The insistence of these poems on their moment, on the now of hashtags and pop culture references and gadgets—but also on the now of just-out-of-university, the now of being in your early twenties and not knowing what will happen and kind of flailing a bit—is double-edged. On one hand, it makes the poems urgent. Green very clearly evokes a certain desperation, anxiety, and mania that often accompanies early adulthood, and the references to the speaker’s surroundings, whether geographical or cultural, site the emotional experiences in the poems. But the now-ness of the poems also makes them feel closed off, topical, a little predictable. In “Stop the Poetry”, for example, the speaker’s protest against the conservative government (one which will “spend our pensions on dinner with the Beckhams”, “[distract] us with a Royal wedding”, “penalise the unmarried/and patronise the women”) is unsurprising. The poem ends with the image of an unstoppable poetry “telling the tales of the war you’re raging/ on the unrich, the unprivileged, and the unmiddleaged [sic]”. In all its sincerity (and for this reviewer that is a value-positive word), the poem seems to have forgotten that other poets have written in the face of repressive governments. Poetry really has survived and helped others to survive—need I mention Akhmatova, Neruda, or any other famous examples?—but in order to do this it must reinvent the world, actually re-form it, not just re-present it, with the fugitive promise to “prance along bars until they listen”. When the poems take on these responsibilities, their now-ness is a hindrance to them, because a lasting political poem must be about more than its subject. But perhaps here again Green is emphasising the ephemerality of things; perhaps the poem is not meant to last, not meant to speak beyond its now any more than today’s hashtag on Twitter would, three weeks from now.

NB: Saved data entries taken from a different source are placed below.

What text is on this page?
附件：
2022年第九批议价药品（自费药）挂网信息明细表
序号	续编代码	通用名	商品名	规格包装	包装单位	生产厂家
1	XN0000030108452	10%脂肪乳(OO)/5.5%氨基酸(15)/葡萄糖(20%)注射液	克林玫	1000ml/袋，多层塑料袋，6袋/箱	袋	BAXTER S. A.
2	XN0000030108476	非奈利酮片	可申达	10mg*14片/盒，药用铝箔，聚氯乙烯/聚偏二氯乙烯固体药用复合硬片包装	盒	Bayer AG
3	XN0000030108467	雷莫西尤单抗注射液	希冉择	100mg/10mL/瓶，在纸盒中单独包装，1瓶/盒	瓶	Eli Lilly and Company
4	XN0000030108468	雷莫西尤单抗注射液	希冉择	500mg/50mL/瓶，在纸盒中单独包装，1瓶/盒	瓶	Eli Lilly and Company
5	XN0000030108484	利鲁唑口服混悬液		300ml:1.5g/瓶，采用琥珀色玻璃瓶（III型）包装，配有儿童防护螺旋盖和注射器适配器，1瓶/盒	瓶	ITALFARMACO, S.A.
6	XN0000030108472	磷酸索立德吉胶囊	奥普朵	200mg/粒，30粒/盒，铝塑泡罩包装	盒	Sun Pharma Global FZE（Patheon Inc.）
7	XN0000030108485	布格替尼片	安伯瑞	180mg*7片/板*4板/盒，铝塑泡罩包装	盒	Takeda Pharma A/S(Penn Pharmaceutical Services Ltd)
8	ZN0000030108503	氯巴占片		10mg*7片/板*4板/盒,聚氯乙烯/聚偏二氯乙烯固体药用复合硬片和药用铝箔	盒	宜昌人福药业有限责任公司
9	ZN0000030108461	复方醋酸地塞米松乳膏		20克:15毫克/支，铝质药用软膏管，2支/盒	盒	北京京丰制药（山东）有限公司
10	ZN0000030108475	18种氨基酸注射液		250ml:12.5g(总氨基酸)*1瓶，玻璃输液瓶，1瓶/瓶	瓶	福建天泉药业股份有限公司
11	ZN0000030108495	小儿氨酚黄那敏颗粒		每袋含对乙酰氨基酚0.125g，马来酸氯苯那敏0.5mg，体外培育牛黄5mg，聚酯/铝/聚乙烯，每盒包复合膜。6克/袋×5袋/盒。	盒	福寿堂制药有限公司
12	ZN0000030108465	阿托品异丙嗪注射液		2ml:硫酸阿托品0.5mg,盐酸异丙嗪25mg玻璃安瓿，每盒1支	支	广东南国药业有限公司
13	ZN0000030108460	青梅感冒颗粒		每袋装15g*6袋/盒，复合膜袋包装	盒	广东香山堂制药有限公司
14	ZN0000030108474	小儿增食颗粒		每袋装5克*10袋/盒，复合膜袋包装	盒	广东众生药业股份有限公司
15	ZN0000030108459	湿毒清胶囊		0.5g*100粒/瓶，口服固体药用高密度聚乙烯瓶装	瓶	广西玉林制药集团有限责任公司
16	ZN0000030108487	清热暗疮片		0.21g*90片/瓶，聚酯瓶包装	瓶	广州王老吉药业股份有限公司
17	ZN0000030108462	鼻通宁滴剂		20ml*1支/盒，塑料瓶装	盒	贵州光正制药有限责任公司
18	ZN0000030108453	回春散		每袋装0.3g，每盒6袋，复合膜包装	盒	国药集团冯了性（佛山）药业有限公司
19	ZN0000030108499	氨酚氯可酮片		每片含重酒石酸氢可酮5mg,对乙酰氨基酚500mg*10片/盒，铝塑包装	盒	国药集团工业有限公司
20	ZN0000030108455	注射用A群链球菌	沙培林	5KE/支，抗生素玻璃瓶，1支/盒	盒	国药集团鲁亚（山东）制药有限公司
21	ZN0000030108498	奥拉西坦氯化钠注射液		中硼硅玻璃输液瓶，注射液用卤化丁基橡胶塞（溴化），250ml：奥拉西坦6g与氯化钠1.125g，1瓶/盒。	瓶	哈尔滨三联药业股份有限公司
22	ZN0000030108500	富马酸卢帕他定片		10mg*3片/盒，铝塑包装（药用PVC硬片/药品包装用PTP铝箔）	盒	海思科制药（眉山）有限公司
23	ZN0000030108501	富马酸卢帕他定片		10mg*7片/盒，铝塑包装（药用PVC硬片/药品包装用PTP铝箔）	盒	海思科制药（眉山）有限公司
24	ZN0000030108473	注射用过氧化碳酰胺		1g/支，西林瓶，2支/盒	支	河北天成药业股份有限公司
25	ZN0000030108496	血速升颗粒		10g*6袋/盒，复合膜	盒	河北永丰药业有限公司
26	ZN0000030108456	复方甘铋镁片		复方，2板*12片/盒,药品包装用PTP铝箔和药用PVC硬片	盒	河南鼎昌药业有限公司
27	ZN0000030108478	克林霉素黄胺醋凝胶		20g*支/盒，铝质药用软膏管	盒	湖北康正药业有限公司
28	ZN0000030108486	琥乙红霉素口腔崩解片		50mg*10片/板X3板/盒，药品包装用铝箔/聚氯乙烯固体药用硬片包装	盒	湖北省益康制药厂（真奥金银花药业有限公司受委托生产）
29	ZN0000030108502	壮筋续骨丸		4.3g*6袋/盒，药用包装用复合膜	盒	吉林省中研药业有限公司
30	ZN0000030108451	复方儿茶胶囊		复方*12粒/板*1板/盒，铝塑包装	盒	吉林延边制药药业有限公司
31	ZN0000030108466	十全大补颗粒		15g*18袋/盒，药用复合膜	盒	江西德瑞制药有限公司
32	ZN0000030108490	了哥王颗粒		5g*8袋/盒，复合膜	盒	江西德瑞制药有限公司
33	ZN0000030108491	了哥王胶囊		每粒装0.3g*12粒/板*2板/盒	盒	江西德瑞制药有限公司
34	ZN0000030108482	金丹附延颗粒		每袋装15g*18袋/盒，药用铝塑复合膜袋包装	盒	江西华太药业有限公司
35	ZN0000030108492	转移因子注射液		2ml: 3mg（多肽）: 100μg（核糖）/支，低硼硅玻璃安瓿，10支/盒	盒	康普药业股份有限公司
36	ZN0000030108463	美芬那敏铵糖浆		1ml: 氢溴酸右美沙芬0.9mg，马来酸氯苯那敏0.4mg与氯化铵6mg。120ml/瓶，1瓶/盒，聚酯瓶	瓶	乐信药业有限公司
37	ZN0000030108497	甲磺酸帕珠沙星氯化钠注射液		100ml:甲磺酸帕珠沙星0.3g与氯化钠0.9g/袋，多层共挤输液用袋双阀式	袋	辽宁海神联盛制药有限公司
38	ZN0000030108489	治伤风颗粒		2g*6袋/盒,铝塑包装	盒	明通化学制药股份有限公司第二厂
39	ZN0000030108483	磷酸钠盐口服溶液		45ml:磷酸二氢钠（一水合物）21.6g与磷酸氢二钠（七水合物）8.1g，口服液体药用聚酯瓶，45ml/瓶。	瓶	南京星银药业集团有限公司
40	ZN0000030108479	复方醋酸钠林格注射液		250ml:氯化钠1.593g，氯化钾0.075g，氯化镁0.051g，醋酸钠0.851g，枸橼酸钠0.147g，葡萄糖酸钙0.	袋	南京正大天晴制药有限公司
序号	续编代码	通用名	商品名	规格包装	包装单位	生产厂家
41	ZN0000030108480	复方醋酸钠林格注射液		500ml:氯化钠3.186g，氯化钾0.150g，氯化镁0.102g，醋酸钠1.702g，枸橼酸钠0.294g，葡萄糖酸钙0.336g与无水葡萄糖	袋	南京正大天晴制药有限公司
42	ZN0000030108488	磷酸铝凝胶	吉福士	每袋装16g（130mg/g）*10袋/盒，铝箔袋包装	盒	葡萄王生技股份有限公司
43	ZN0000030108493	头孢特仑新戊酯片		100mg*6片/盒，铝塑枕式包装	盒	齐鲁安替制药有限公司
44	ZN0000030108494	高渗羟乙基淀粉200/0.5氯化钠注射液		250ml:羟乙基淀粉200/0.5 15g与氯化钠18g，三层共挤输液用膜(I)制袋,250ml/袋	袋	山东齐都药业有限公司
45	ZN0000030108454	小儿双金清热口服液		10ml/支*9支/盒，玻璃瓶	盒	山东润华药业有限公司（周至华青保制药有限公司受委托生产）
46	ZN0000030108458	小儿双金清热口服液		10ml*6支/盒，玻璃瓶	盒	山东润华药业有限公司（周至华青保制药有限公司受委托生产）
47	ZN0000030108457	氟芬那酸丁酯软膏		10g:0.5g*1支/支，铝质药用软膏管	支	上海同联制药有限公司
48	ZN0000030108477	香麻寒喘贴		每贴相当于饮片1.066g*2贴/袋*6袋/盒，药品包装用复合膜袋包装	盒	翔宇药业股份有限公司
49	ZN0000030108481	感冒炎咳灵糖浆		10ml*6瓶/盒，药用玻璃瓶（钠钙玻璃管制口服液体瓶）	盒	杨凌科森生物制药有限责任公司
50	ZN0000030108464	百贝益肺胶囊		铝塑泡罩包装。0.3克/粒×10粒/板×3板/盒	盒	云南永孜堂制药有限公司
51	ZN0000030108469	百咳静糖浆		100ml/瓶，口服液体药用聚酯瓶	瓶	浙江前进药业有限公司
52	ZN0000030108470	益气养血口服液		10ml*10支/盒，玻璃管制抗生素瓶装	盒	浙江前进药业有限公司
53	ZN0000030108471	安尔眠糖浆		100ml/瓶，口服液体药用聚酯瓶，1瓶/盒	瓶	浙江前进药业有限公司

Green seems to aim to fulfil Ezra Pound’s dictum to make it new by introducing new things to the poems. The titular hashtag, for one, is successful: it disrupts the habitual reading of a word and a title and forces the reader to reconsider the function and form of each. Writing about recent occurrences, however, is not enough to make a new poetry. Many times reading this chapbook I found myself wishing for more consideration of line, of image, and of language that would convey the immediacy and desire that seems to be the root of these poems. The poems do feel urgent, but they also feel sloppy (and, unfortunately, the book’s production and editing add to this—my copy had poorly aligned pages which stuck out above the cover, and I was disappointed to find typographical errors and inconsistencies throughout the text).

Despite my desire for more depth and richness here, Green’s willingness to be vulnerable, to be sincere, to write about “being nineteen/ and so desperately wanting to be fucked up” (“Another one broken”) and to “stand up/ and speak my secrets to strangers” (“Potatoes”) are strengths, and the willingness to be vulnerable especially is rare and necessary. #romance, with its emphasis on what passes, ends, disappears, and fades away, tells an aching and raw story of its speaker’s early adulthood. Whether or not that story is destined for the same “half of a bottom shelf” where the library keeps its “useless ancient monologues” (“Scratch Your Degree”) is perhaps beside the point.